In Europe, Google is getting their clocks cleaned by a government trying to impose the right to be forgotten upon them. The European Commission appears to be trying to balance this right with other rights, but one thing should remain clear: Everything you do on the internet is permanent. Everything.
Everything is cached somewhere. Data is archived, often in multiple places. Want to put a selfie up on Facebook with you posed nude in a lampshade at a party? In a few months, your friends will forget. Pinterest? Stumbled-upon? Twitter? They never forget. There is also the Internet Archive. At least you had a lampshade on.
I think that the right to be forgotten needs to be balanced with the right to have the facts correct. I have the right to ensure that the information posted about me is accurate, timely and relevant. That's it. There is no right to be forgotten. There never was because this isn't just the internet. The internet is where human culture lives, worldwide, forever, as long as there is electricity, storage and processing power, there will be the internet.
Remove yourself from the internet and the culture dies a little. We all have a right to be a part of that culture. We also have a right to remember you, with all of your faults and defects of character, as well as your strengths and gifts.
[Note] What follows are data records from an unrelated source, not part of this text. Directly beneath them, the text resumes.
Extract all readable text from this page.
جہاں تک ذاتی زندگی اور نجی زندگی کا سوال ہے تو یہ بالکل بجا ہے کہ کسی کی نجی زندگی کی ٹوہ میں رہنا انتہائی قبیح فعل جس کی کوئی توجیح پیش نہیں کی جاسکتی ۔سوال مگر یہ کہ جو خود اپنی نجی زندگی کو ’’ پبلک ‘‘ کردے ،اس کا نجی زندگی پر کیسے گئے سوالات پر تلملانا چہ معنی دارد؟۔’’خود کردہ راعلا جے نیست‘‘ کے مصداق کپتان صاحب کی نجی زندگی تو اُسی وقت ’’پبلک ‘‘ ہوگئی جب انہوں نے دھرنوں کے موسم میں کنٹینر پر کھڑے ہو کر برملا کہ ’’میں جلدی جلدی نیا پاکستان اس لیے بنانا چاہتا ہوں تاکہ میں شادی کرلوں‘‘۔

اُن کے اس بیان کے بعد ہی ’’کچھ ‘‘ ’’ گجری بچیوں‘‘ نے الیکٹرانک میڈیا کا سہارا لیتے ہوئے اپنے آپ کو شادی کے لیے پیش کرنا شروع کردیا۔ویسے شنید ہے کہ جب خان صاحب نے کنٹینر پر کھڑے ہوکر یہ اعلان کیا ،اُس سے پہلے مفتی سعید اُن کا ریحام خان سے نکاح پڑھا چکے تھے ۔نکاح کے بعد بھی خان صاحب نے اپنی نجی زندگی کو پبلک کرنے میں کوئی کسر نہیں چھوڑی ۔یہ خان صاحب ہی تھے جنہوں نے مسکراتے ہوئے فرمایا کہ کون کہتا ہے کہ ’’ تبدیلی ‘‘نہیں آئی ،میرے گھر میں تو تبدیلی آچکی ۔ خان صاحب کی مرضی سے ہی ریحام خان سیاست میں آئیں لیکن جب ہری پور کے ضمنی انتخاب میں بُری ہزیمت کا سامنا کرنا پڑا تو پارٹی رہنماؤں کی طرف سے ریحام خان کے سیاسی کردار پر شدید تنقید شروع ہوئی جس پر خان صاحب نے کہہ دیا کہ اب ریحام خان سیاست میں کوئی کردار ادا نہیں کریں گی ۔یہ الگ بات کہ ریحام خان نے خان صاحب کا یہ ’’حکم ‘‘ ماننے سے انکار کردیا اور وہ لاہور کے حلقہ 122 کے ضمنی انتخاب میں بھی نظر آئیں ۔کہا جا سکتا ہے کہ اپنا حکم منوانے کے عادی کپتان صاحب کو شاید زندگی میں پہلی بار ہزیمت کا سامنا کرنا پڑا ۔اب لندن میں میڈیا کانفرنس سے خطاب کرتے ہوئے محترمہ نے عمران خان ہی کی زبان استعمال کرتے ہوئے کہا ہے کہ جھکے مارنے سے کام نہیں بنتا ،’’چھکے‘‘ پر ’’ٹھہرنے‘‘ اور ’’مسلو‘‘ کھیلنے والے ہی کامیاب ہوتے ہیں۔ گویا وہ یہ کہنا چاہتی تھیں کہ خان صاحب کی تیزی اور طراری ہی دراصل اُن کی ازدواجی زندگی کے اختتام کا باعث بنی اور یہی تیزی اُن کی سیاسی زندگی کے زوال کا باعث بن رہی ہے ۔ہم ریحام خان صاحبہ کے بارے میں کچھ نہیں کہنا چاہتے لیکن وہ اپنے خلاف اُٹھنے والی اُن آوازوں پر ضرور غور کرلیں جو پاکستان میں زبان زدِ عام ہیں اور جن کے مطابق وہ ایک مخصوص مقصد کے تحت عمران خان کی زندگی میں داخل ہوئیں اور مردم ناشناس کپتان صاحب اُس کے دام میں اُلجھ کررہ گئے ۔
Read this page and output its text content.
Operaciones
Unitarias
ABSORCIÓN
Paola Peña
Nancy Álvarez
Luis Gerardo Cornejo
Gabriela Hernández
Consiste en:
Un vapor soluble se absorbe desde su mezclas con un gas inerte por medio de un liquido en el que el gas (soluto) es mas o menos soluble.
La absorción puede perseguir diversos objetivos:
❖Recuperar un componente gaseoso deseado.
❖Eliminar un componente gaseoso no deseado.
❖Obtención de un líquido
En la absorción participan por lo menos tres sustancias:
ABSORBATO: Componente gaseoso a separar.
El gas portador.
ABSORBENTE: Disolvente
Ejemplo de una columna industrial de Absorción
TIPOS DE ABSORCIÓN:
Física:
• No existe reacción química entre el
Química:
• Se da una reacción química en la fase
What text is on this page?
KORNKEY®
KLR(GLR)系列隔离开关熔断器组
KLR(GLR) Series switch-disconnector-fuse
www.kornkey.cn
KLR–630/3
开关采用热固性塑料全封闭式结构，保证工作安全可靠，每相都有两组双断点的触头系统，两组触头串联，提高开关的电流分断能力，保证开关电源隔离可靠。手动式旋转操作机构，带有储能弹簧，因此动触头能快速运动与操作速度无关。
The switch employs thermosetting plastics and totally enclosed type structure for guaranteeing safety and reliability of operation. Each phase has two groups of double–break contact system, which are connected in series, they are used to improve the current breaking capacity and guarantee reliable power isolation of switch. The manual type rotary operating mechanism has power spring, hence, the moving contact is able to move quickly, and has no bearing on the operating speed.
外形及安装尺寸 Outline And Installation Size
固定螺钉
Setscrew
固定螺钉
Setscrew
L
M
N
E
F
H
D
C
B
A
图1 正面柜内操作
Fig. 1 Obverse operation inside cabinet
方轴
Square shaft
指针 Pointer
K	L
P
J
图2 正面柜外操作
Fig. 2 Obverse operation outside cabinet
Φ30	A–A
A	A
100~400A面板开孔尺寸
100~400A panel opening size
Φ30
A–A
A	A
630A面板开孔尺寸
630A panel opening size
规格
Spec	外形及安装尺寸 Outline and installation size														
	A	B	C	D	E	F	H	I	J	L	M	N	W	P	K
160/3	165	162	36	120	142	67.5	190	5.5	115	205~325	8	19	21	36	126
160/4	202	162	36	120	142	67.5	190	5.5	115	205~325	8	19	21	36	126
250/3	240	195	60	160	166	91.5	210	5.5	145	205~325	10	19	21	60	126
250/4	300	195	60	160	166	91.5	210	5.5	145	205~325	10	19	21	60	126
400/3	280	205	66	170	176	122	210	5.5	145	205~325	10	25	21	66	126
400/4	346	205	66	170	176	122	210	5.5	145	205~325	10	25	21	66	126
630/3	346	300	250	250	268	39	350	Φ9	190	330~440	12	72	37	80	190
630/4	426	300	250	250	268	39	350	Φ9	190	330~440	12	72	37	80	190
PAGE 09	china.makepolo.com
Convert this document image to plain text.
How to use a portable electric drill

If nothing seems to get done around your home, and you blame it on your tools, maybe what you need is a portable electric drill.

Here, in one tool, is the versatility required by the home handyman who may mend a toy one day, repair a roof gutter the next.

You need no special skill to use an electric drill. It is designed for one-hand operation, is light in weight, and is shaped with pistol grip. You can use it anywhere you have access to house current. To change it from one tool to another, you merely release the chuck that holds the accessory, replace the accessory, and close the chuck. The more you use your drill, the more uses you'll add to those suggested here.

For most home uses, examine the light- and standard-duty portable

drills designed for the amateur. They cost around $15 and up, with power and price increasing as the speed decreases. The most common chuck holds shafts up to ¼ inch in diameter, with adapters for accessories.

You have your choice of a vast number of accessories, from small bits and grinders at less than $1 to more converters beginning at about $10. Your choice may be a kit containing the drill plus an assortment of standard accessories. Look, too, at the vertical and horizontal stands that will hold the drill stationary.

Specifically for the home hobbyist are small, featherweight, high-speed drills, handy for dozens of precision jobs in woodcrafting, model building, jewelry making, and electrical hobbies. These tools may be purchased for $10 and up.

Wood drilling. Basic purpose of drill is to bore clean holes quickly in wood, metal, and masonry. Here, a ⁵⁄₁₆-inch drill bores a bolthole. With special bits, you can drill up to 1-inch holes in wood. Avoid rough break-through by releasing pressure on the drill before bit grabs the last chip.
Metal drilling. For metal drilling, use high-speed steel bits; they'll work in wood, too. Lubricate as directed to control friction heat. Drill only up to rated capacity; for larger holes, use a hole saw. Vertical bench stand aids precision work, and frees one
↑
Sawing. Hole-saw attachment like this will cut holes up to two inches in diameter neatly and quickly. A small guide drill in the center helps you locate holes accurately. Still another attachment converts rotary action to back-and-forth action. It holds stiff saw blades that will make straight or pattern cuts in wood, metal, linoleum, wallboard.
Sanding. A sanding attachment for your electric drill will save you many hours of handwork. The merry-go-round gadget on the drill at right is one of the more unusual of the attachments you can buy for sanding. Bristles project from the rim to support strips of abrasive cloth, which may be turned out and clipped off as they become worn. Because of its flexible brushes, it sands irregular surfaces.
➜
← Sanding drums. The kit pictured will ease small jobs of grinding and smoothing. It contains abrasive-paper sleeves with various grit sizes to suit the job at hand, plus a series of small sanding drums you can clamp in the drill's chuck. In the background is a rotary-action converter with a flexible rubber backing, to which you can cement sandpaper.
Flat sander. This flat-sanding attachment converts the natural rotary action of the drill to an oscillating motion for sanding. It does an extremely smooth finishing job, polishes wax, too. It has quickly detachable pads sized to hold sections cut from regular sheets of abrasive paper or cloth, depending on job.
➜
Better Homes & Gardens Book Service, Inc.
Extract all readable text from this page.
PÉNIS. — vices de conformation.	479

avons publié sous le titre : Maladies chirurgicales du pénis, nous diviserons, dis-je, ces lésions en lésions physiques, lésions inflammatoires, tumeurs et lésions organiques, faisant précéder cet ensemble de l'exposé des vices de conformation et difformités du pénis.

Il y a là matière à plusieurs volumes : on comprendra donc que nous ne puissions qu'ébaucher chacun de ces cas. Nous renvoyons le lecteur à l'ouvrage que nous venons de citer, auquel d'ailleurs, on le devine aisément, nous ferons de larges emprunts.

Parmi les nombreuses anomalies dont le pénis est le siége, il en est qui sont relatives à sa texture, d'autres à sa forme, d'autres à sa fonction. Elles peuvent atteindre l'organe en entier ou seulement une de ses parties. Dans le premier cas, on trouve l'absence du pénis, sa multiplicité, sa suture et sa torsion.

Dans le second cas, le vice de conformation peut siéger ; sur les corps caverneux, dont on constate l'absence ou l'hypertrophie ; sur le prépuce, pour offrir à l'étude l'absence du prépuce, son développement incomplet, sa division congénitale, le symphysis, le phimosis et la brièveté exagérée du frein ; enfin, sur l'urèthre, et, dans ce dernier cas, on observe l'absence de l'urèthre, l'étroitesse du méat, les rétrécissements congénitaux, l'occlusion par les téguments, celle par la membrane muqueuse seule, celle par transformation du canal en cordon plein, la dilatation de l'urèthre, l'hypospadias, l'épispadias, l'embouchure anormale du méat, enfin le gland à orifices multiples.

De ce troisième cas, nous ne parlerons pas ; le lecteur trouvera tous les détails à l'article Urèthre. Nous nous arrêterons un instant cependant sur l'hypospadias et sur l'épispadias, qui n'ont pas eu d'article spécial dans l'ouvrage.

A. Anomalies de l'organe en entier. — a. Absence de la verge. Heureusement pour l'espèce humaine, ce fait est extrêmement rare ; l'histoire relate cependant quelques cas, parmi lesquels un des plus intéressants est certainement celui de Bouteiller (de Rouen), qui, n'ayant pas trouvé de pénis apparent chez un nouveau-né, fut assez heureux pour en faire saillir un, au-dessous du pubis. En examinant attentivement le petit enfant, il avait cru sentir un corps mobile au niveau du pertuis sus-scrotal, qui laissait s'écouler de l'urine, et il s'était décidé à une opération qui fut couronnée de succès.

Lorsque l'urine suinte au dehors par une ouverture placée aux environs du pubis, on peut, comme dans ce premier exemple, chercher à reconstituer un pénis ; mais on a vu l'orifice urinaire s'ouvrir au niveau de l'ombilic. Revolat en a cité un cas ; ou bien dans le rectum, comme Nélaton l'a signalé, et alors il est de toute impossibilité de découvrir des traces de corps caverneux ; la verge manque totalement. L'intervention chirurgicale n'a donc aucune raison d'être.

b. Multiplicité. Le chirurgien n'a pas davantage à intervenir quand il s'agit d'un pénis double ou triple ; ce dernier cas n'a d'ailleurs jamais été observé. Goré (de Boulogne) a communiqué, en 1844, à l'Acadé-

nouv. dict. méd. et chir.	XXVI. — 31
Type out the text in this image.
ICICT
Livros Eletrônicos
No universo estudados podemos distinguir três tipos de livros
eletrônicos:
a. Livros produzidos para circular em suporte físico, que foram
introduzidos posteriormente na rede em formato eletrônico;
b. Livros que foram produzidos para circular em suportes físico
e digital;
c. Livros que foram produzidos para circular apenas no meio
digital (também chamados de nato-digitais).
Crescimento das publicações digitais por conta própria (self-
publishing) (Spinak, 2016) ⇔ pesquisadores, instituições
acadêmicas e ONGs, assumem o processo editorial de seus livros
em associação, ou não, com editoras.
The right to be forgotten does not outweigh the right for the rest of us to remember you.
For the young people out there who think they're immortal, hey, you might be immortal, but the internet will outlive you. The internet will change, it will grow, it will morph, but it will still be a worldwide network with a long-lived memory. Whatever you do, say, or record, if it gets on the internet, it stays on the internet until everyone who has a copy decides to pull it down.
Who has a copy? Who knows? How many? There is no way to know. Just ask Barbara Streisand about that gorgeous shot of her house, you know, the one she wanted removed from the internet? Yeah, that one.
This is why I never put something up on the internet unless I'm absolutely sure I want it there. Everyone needs to think this way. It's not about having something to hide, rather, it's about acknowledging that there is a balance to strike between privacy and publicity. Every human needs privacy. If we look hard enough, we can find it. If we're lucky, we have friends and family who respect our right to privacy by not putting stuff up on the internet that we don't want on there.
But the second we put something up there, countless servers are ready to store that information, and transfer it, worldwide as the case may be, everywhere. Whether you like it or not, the internet has become a repository of human consciousness for everyone connected. What you put into it and get out of it is your choice.
Like any powerful tool, you must use it with care and respect for both edges.